Aussagen von damals auf Corona anwendbar
Ebenfalls mit an Bord bei der Simulation war die heutige Leiterin der Analyseabteilung im Volksgesundheitsamt, Lisa Brouwers. Sie sagte zur Zeitung «Sydsvenskan»: «Gewisse Aussagen aus den Studien von 2010 sind heute rund um den Covid-19-Ausbruch anwendbar.»
Schweden bereitete den eigenen Sonderweg also offenbar von langer Hand vor. Dazu kommt laut Göran Bengtsson, dass Schweden sehr auf wissenschaftlichen Fakten basierend agiert. Kommt hinzu: «Hier in Schweden können die Behörden viel mehr steuern als in andern europäischen Ländern.»
Dass Schweden die Coronapandemie deswegen besser meistert als andere Länder, glauben die damals involvierten Experten trotzdem nicht. «Das halte ich für zu hoch gegriffen», sagt Bengtsson. Und Lisa Brouwers fügt auf Anfrage hinzu: «Heute ist die Unsicherheit in den Modellen viel grösser.
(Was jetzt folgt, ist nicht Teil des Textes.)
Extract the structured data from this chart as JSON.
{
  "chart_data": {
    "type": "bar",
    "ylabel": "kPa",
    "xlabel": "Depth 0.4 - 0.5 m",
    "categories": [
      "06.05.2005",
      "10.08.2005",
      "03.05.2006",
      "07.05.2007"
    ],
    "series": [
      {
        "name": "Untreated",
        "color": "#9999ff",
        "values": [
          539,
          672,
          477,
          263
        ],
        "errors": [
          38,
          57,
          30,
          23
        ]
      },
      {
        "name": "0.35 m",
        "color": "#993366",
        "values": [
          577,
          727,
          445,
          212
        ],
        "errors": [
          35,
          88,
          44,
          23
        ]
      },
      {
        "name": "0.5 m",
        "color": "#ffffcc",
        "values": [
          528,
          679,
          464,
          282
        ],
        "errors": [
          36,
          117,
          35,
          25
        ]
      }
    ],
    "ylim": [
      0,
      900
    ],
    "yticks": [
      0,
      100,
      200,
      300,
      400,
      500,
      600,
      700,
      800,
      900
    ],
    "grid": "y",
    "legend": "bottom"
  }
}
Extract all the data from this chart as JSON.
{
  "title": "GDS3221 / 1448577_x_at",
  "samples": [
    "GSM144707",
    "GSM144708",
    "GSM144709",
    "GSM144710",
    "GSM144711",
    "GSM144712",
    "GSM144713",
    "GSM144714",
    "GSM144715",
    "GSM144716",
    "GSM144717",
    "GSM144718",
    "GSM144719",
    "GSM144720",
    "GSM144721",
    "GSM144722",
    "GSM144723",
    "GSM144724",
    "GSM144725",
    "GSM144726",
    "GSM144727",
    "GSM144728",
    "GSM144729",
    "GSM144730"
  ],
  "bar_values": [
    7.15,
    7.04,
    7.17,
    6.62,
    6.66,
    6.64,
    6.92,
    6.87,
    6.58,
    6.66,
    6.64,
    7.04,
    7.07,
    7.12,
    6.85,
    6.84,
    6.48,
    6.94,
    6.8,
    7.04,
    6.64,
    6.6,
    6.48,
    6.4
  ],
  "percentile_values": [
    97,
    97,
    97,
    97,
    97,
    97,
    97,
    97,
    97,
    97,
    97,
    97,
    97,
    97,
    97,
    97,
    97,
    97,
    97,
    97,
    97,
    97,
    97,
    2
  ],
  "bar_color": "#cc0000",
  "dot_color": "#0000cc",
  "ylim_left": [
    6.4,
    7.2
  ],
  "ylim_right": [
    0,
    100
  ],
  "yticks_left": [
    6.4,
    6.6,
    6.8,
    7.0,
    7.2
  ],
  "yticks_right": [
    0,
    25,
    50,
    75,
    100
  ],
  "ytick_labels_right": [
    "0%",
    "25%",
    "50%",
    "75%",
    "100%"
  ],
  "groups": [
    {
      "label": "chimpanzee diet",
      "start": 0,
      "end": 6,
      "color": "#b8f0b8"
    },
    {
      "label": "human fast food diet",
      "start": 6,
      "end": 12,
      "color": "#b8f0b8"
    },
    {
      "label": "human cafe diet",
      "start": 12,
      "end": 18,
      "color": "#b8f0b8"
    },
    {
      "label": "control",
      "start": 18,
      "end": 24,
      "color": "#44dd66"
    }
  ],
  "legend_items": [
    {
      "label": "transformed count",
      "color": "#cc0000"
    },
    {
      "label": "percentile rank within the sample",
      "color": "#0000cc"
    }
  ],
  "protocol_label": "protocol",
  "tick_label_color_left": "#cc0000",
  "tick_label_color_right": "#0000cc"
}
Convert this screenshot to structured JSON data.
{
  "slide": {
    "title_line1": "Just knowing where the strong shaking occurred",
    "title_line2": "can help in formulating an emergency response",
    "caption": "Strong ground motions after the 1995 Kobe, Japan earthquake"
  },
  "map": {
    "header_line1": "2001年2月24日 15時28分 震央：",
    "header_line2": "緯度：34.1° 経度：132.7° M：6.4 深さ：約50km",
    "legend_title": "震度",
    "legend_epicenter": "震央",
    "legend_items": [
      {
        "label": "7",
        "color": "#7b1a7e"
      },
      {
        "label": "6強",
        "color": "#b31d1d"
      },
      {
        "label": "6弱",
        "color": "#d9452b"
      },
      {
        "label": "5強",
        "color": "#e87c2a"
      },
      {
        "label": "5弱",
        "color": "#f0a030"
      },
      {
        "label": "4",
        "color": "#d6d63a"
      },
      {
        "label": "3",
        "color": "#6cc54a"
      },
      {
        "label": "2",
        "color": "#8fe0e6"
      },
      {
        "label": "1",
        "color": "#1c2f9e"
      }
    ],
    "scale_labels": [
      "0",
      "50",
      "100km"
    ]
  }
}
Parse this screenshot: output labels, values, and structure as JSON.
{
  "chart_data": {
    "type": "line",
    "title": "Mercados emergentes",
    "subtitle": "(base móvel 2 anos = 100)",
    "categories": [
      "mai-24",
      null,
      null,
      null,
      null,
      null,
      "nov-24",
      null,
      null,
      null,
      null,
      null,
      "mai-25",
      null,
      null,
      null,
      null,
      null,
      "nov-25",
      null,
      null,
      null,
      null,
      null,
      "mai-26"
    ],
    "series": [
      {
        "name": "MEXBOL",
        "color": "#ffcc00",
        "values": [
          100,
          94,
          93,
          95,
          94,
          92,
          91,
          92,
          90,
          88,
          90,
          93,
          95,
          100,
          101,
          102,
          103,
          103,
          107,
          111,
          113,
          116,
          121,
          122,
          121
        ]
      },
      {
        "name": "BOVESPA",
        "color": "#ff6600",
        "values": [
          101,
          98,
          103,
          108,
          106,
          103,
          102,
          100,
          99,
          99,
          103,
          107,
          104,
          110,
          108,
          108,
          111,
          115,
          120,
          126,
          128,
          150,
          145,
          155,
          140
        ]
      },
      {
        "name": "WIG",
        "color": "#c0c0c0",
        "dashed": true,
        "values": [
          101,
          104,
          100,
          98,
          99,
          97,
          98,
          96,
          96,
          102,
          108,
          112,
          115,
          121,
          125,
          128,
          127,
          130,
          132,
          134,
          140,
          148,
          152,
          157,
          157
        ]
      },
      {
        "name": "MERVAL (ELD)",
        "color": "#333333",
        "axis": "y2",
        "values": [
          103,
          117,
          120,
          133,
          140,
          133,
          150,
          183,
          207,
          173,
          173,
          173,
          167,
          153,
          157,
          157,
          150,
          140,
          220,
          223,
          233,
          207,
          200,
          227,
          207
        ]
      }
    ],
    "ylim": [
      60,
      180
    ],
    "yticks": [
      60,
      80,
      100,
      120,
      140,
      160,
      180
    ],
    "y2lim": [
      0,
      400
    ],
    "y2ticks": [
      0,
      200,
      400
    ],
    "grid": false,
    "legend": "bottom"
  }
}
Man weiss zu wenig über Corona.»
Psychische Folgen von Schulschliessungen
Zu den unmittelbaren Folgen der Pandemie kommt indes ein weiterer Punkt hinzu, den es bei der Bewertung des schwedischen Modells zu berücksichtigen gilt. Die federführende Behörde in Schweden heisst «Volksgesundheitsamt». Bei allen Massnahmen hatte die Behörde immer die gesamte Volksgesundheit vor Augen. So sind laut Brouwers die psychischen Folgen einer Schulschliessung nicht zu unterschätzen. Die schwedische Behörde hat demnach bei ihren Entscheidungen abgewogen, wie lange die Bevölkerung eine Massnahme durchzuhalten im Stande ist.
Auffallend ist allerdings auch: Trotz der möglicherweise besseren Vorarbeit im Vergleich zu anderen Ländern, ist es in Schweden nicht gelungen, die besonders gefährdeten Menschen in den Alters- und Pflegeheimen ausreichend zu schützen. Vielerorts fehlte es an Schutzausrüstung und Personal. Die Todeszahlen sind hoch.